Peace is given, received; shared, returned. 

This is an economy of gift within which we can live and relate and flourish.

Food is part of this peace-able social system: the disciples themselves aren’t to seek out a better offer - rejecting the eastern equivalent of the beans and baked potato in favour of the perfect spinach and ricotta cannelloni!

They are to eat what is provided for them: complaining or pushing food around the plate causes offence.

To eat what is provided to them is not only reward for labour but a seal of new relationship. 

Sharing food in peace is a sign of the nearness of God’s Kingdom. 

The small moments of acceptance, of breaking bread, of fellowship at the table, point towards something bigger.



There are moments of rejection in this story too: of bread not broken, of quieter tables which point us to the pain of separation and brokenness.

Not every place is receptive to a message of peace; not every seed will bear fruit. 

There are times when we have to let go and move on: shaking the dust off our feet. 

But when the disciples return, what is it that they rejoice in? It’s not proclaiming good news or seeing a change in ordinary homes; it’s not in proclaiming peace or seeing it accepted.

No, it’s the stuff that sounds more heroic: defeating powers of darkness, what we Paul sometimes calls principalities and powers. Jesus’ response reminds them that the struggles of this world are all too real.

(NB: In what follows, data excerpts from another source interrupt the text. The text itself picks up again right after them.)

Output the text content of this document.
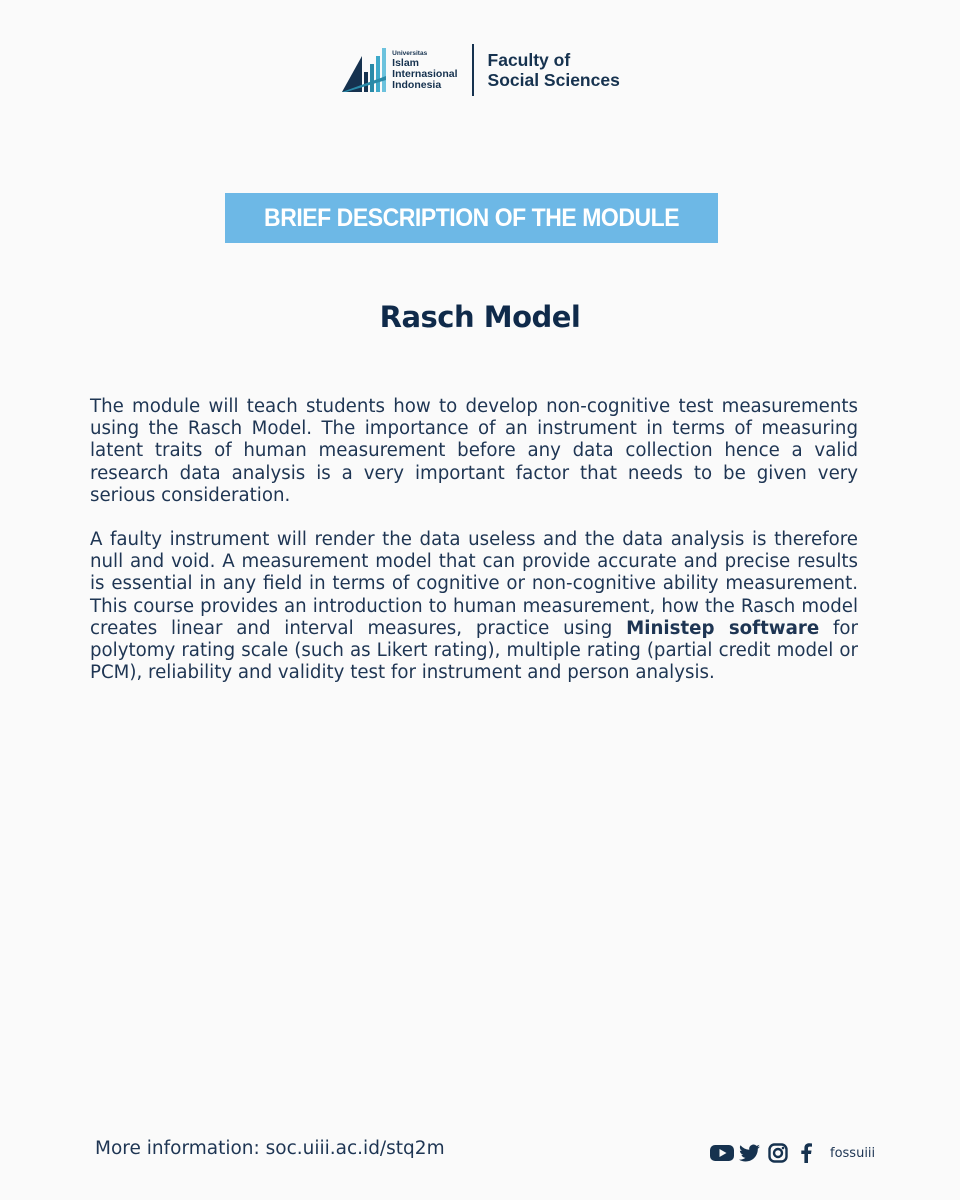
Universitas
Islam
Internasional
Indonesia
Faculty of
Social Sciences
BRIEF DESCRIPTION OF THE MODULE
Rasch Model

The module will teach students how to develop non-cognitive test measurements using the Rasch Model. The importance of an instrument in terms of measuring latent traits of human measurement before any data collection hence a valid research data analysis is a very important factor that needs to be given very serious consideration.

A faulty instrument will render the data useless and the data analysis is therefore null and void. A measurement model that can provide accurate and precise results is essential in any field in terms of cognitive or non-cognitive ability measurement. This course provides an introduction to human measurement, how the Rasch model creates linear and interval measures, practice using Ministep software for polytomy rating scale (such as Likert rating), multiple rating (partial credit model or PCM), reliability and validity test for instrument and person analysis.

More information: soc.uiii.ac.id/stq2m	fossuiii
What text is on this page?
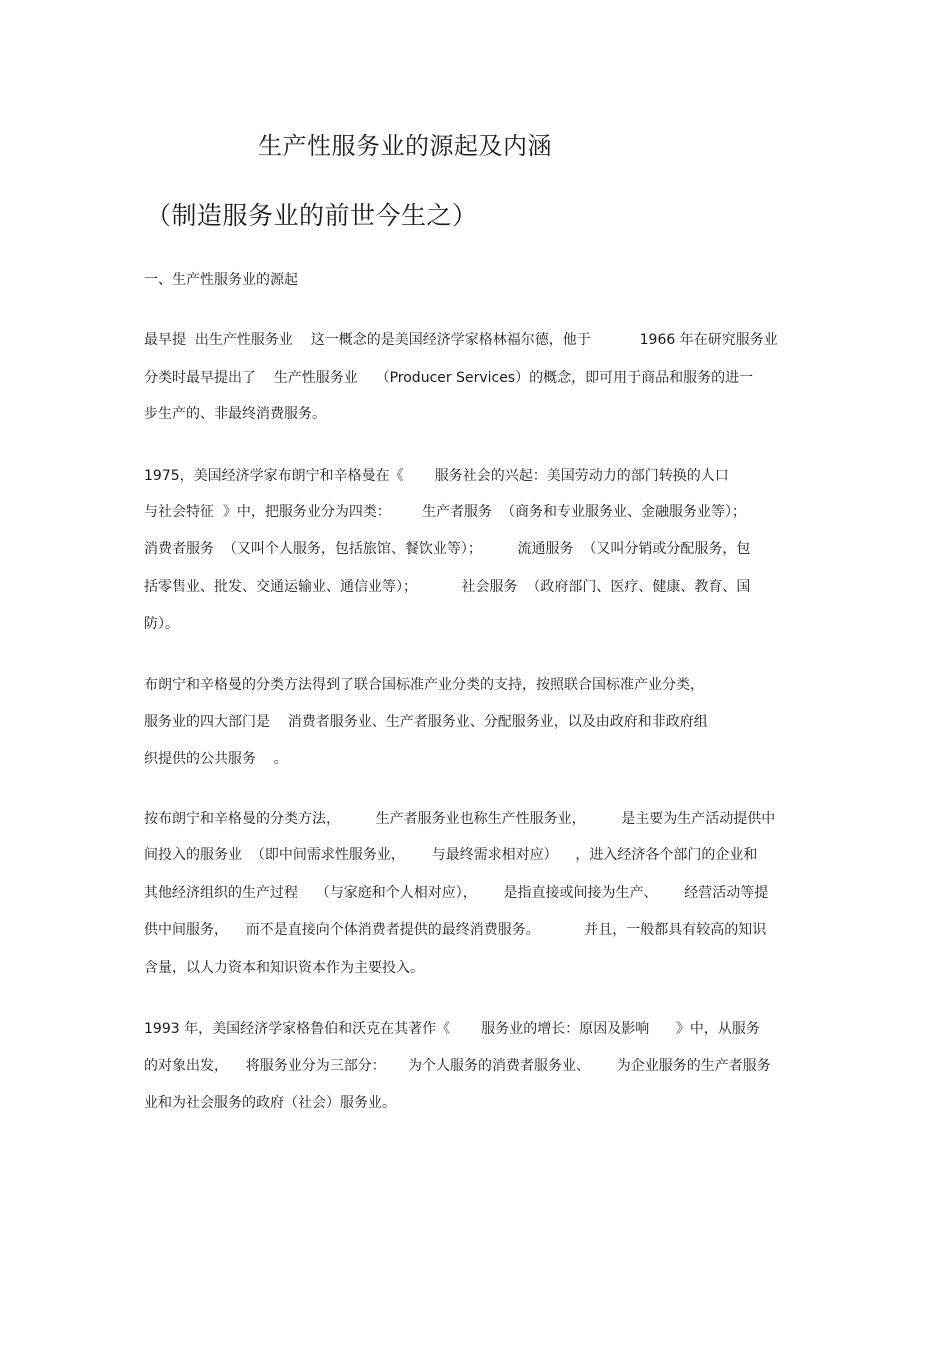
生产性服务业的源起及内涵
（制造服务业的前世今生之）
一、生产性服务业的源起
最早提  出生产性服务业    这一概念的是美国经济学家格林福尔德，他于           1966 年在研究服务业
分类时最早提出了    生产性服务业    （Producer Services）的概念，即可用于商品和服务的进一
步生产的、非最终消费服务。
1975，美国经济学家布朗宁和辛格曼在《       服务社会的兴起：美国劳动力的部门转换的人口
与社会特征  》中，把服务业分为四类：       生产者服务  （商务和专业服务业、金融服务业等）；
消费者服务  （又叫个人服务，包括旅馆、餐饮业等）；        流通服务  （又叫分销或分配服务，包
括零售业、批发、交通运输业、通信业等）；          社会服务  （政府部门、医疗、健康、教育、国
防）。
布朗宁和辛格曼的分类方法得到了联合国标准产业分类的支持，按照联合国标准产业分类，
服务业的四大部门是    消费者服务业、生产者服务业、分配服务业，以及由政府和非政府组
织提供的公共服务    。
按布朗宁和辛格曼的分类方法，        生产者服务业也称生产性服务业，        是主要为生产活动提供中
间投入的服务业  （即中间需求性服务业，      与最终需求相对应）    ，进入经济各个部门的企业和
其他经济组织的生产过程    （与家庭和个人相对应），      是指直接或间接为生产、      经营活动等提
供中间服务，    而不是直接向个体消费者提供的最终消费服务。          并且，一般都具有较高的知识
含量，以人力资本和知识资本作为主要投入。
1993 年，美国经济学家格鲁伯和沃克在其著作《       服务业的增长：原因及影响      》中，从服务
的对象出发，    将服务业分为三部分：     为个人服务的消费者服务业、      为企业服务的生产者服务
业和为社会服务的政府（社会）服务业。
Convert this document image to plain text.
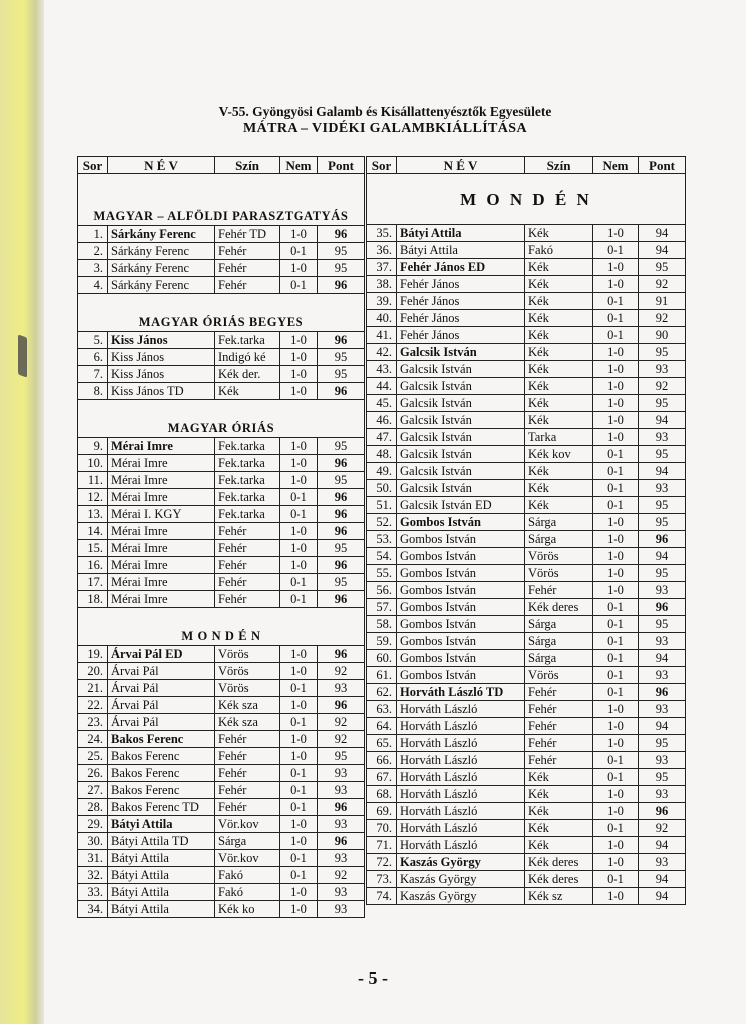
V-55. Gyöngyösi Galamb és Kisállattenyésztők Egyesülete
MÁTRA – VIDÉKI GALAMBKIÁLLÍTÁSA
Sor	N É V	Szín	Nem	Pont
MAGYAR – ALFÖLDI PARASZTGATYÁS				
1.	Sárkány Ferenc	Fehér TD	1-0	96
2.	Sárkány Ferenc	Fehér	0-1	95
3.	Sárkány Ferenc	Fehér	1-0	95
4.	Sárkány Ferenc	Fehér	0-1	96
MAGYAR ÓRIÁS BEGYES				
5.	Kiss János	Fek.tarka	1-0	96
6.	Kiss János	Indigó ké	1-0	95
7.	Kiss János	Kék der.	1-0	95
8.	Kiss János TD	Kék	1-0	96
MAGYAR ÓRIÁS				
9.	Mérai Imre	Fek.tarka	1-0	95
10.	Mérai Imre	Fek.tarka	1-0	96
11.	Mérai Imre	Fek.tarka	1-0	95
12.	Mérai Imre	Fek.tarka	0-1	96
13.	Mérai I. KGY	Fek.tarka	0-1	96
14.	Mérai Imre	Fehér	1-0	96
15.	Mérai Imre	Fehér	1-0	95
16.	Mérai Imre	Fehér	1-0	96
17.	Mérai Imre	Fehér	0-1	95
18.	Mérai Imre	Fehér	0-1	96
M O N D É N				
19.	Árvai Pál ED	Vörös	1-0	96
20.	Árvai Pál	Vörös	1-0	92
21.	Árvai Pál	Vörös	0-1	93
22.	Árvai Pál	Kék sza	1-0	96
23.	Árvai Pál	Kék sza	0-1	92
24.	Bakos Ferenc	Fehér	1-0	92
25.	Bakos Ferenc	Fehér	1-0	95
26.	Bakos Ferenc	Fehér	0-1	93
27.	Bakos Ferenc	Fehér	0-1	93
28.	Bakos Ferenc TD	Fehér	0-1	96
29.	Bátyi Attila	Vör.kov	1-0	93
30.	Bátyi Attila TD	Sárga	1-0	96
31.	Bátyi Attila	Vör.kov	0-1	93
32.	Bátyi Attila	Fakó	0-1	92
33.	Bátyi Attila	Fakó	1-0	93
34.	Bátyi Attila	Kék ko	1-0	93
Sor	N É V	Szín	Nem	Pont
M O N D É N				
35.	Bátyi Attila	Kék	1-0	94
36.	Bátyi Attila	Fakó	0-1	94
37.	Fehér János ED	Kék	1-0	95
38.	Fehér János	Kék	1-0	92
39.	Fehér János	Kék	0-1	91
40.	Fehér János	Kék	0-1	92
41.	Fehér János	Kék	0-1	90
42.	Galcsik István	Kék	1-0	95
43.	Galcsik István	Kék	1-0	93
44.	Galcsik István	Kék	1-0	92
45.	Galcsik István	Kék	1-0	95
46.	Galcsik István	Kék	1-0	94
47.	Galcsik István	Tarka	1-0	93
48.	Galcsik István	Kék kov	0-1	95
49.	Galcsik István	Kék	0-1	94
50.	Galcsik István	Kék	0-1	93
51.	Galcsik István ED	Kék	0-1	95
52.	Gombos István	Sárga	1-0	95
53.	Gombos István	Sárga	1-0	96
54.	Gombos István	Vörös	1-0	94
55.	Gombos István	Vörös	1-0	95
56.	Gombos István	Fehér	1-0	93
57.	Gombos István	Kék deres	0-1	96
58.	Gombos István	Sárga	0-1	95
59.	Gombos István	Sárga	0-1	93
60.	Gombos István	Sárga	0-1	94
61.	Gombos István	Vörös	0-1	93
62.	Horváth László TD	Fehér	0-1	96
63.	Horváth László	Fehér	1-0	93
64.	Horváth László	Fehér	1-0	94
65.	Horváth László	Fehér	1-0	95
66.	Horváth László	Fehér	0-1	93
67.	Horváth László	Kék	0-1	95
68.	Horváth László	Kék	1-0	93
69.	Horváth László	Kék	1-0	96
70.	Horváth László	Kék	0-1	92
71.	Horváth László	Kék	1-0	94
72.	Kaszás György	Kék deres	1-0	93
73.	Kaszás György	Kék deres	0-1	94
74.	Kaszás György	Kék sz	1-0	94
- 5 -
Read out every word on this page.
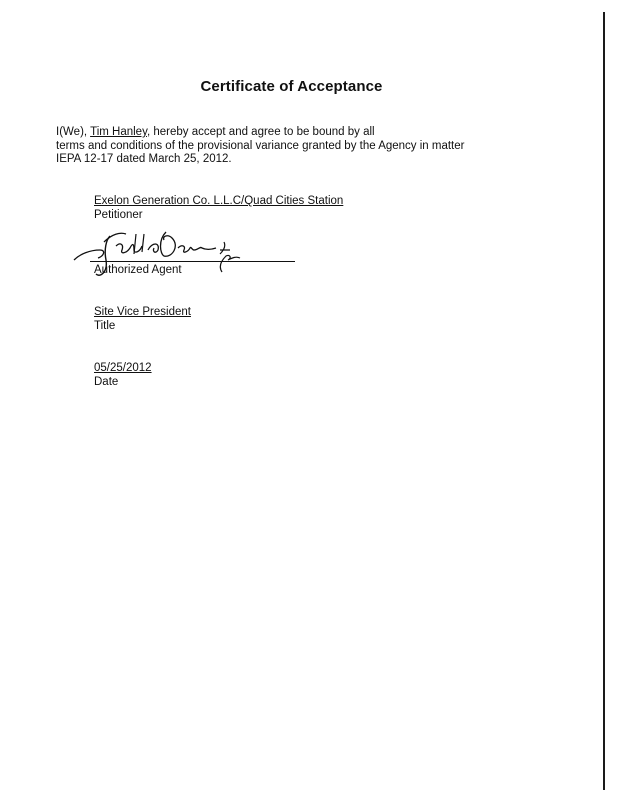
Certificate of Acceptance
I(We), Tim Hanley, hereby accept and agree to be bound by all
terms and conditions of the provisional variance granted by the Agency in matter
IEPA 12-17 dated March 25, 2012.
Exelon Generation Co. L.L.C/Quad Cities Station
Petitioner
Authorized Agent
Site Vice President
Title
05/25/2012
Date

Rather than boasting of their own power and taking pride in what they have done, Jesus reminds that God is the source of all insight and power. He reminds them that at the heart of the good news is the work of drawing others into relationship with God. 

By reaching out to the poor and despised; by restoring hope and bringing healing, victory over sin and death is embodied; and in bridging that separation, we are better equipped to overcome our separation with others. 

There is no place for lone-rangers or superheroes in this way of witness: there will always be vulnerability alongside this work of transformation. To sit and eat together, to eat was is provided for us, is one of the most intimate, generous and powerful things we can do. Here we become family.

It is across that table that we build networks of support and friendship, resistance and peace. Over broken bread, light breaks into our lives.

Jesus is invested in who we live in the world now; how we find peace in our own hearts and our own households; how we seek to follow the commandments of God. 

Paul describes this as sowing in the Spirit: not because we are reaping a harvest through our own efforts, but because we are taking our share in God’s harvest. This harvest signals the fulfilment of the Isaiah’s promise: there will be joy and gladness; that we will be nourished and comforted; that even grief and mortality will be transformed.

This is a harvest of the new creation. 

Through the triumph of the cross, this new realm is everything.

At the Eucharist is a place where we come together around one table and break one bread.

Each time we come to this place, we receive afresh a message of peace. 



We are invited to eat what is put in front of us; what is placed into our hands.

This meal nourishes us here and  now as we find new strength for the journey. We are fed by the life and love of God, given for us in Christ Jesus; we are given a foretaste of the eternal heavenly banquet. 

At the end of the mass, we walk away from this holy place, fed by this sacred food. And often the frustrations and separations of the world confront us more acutely. We get swept up in them. 

The challenge of living and working for the good of all raises challenging questions - what does peace feel like here, what action leads to justice there?  How does this meal change our own households? Whose burdens will we cary this week? Who will be the one to restore us in a spirit of gentleness?

May we who eat what is placed into our hands this day, dedicate our freedom to God’s service: may our households reflect the economy of life-giving love; may we speak and act for peace; for we are a new creation.